Single by Ferlin Husky
- B-side: "Next to Jimmy"
- Released: July 1960
- Recorded: May 24, 1960
- Studio: Bradley Studios, Nashville, Tennessee
- Genre: Country
- Length: 2:18
- Label: Capitol
- Songwriter(s): Bob Ferguson
- Producer(s): Ken Nelson

Ferlin Husky singles chronology
| "Black Sheep" (1959) | "Wings of a Dove" (1960) | "Willow Tree" (1961) |

= Wings of a Dove (Bob Ferguson song) =

1960 single by Ferlin Husky

"Wings of a Dove' is a country song written by Bob Ferguson in 1958. It was popularized when it was recorded by Ferlin Husky in 1960. His recording topped the country charts for 10 nonconsecutive weeks. It was Ferlin Husky's third and final number one on the country chart, spending nine months on it. "Wings of a Dove" was successful on the pop charts, as well, peaking at number 12 on the Hot 100. In 1987, Broadcast Music Incorporated awarded Ferguson with the "million air" plays for the "Wings of a Dove".

The song alludes to a passage from the Bible about God sending Noah a dove during the flood in Genesis 8:6-12. The title is inspired from Psalms 55:7 ("wings like a dove"). Dolly Parton and Porter Wagoner's cover versions include a verse not in the original, referring to another passage about a dove in Matthew 3:16 where: "After his baptism, as Jesus came up out of the water, the heavens were opened and he saw the Spirit of God descending like a dove and settling on him."

==Chart performance==

| Chart (1960–61) | Peak position |
|---|---|
| U.S. Billboard Hot C&W Sides | 1 |
| U.S. Billboard Hot 100 | 12 |

==Covers==
The song has also been covered by many artists, including Charley Pride, Bonnie Guitar, The Jordanaires, George Jones, Hal Ketchum, Loretta Lynn, Dolly Parton, Ricky Skaggs and The Whites, The Wilders, and Jim Witter, among others. Nanci Griffith and Lucinda Williams recorded a duet for Griffith's album Other Voices, Too (A Trip Back to Bountiful). Dolly Parton, Tammy Wynette, and Loretta Lynn included it on their 1993 album Honky Tonk Angels.

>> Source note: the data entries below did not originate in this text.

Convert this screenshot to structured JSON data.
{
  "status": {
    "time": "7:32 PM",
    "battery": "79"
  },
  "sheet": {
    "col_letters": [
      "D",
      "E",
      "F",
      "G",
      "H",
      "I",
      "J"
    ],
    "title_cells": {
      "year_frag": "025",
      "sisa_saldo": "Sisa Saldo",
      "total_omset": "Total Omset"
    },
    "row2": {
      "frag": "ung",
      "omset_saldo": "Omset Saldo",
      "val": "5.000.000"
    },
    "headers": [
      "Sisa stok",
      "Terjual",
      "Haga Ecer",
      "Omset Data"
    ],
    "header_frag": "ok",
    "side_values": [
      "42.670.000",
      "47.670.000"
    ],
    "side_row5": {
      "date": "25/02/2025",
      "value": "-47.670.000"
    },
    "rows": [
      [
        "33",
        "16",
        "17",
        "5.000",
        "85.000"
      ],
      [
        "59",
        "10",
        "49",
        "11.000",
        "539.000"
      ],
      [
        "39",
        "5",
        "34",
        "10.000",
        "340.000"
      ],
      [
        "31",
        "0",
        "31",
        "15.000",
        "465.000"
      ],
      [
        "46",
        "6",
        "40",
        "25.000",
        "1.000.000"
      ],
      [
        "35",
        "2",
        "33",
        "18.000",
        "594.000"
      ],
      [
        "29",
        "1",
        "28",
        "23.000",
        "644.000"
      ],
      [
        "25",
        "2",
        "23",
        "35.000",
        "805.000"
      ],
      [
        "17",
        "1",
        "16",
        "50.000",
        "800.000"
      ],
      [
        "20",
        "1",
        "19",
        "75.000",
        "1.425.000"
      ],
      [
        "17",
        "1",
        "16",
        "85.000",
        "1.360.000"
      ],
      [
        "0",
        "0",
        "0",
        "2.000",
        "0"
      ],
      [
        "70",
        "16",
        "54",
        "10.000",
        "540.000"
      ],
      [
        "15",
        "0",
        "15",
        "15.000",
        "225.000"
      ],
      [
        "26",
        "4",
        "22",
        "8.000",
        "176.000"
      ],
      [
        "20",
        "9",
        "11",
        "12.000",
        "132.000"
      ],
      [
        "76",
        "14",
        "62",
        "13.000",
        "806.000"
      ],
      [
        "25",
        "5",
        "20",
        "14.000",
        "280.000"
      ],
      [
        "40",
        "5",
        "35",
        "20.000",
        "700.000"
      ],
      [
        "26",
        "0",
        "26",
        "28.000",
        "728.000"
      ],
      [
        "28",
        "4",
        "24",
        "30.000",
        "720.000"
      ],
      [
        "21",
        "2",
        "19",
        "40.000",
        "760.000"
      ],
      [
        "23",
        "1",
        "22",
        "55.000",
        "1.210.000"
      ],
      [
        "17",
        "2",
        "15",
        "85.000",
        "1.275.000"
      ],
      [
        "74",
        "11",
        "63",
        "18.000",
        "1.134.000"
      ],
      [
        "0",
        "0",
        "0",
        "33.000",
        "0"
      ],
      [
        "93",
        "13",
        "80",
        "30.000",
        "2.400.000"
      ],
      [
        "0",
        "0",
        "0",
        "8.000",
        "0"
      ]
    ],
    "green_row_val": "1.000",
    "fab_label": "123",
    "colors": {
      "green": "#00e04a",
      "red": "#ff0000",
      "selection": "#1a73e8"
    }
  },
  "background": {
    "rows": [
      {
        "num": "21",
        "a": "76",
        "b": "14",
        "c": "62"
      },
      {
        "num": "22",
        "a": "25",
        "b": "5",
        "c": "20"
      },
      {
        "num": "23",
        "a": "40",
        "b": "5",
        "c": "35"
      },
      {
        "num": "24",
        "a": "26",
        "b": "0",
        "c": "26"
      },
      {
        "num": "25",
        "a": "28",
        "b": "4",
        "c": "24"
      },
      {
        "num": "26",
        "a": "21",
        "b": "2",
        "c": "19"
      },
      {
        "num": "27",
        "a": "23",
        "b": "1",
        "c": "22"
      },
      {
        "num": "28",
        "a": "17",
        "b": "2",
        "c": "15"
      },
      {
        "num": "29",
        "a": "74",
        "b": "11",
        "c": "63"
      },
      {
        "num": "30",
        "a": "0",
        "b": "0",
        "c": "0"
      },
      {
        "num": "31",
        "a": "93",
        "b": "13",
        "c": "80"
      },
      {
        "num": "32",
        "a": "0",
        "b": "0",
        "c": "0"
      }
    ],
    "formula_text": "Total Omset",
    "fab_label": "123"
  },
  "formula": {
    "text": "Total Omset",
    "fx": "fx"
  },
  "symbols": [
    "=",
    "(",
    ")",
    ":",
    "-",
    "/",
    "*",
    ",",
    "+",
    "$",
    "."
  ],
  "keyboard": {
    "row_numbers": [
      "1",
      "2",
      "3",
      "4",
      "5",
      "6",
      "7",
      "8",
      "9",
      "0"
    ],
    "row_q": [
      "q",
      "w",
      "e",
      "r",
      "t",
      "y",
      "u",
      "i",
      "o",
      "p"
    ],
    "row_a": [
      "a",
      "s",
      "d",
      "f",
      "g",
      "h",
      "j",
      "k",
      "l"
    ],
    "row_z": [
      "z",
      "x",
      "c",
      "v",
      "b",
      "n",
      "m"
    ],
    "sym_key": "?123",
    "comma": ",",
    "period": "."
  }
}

Bob Dylan quoted a lyric from it in his 2020 song "I've Made Up My Mind to Give Myself to You" ("If I had the wings of a snow-white dove / I'd preach the gospel, the gospel of love").

==Film==
- Robert Duvall sang the tune in the 1983 movie Tender Mercies. The movie's soundtrack included a version sung by Duvall and Gail Youngs.
- A rendition by Point of Grace appeared on the 2002 soundtrack of the movie Joshua.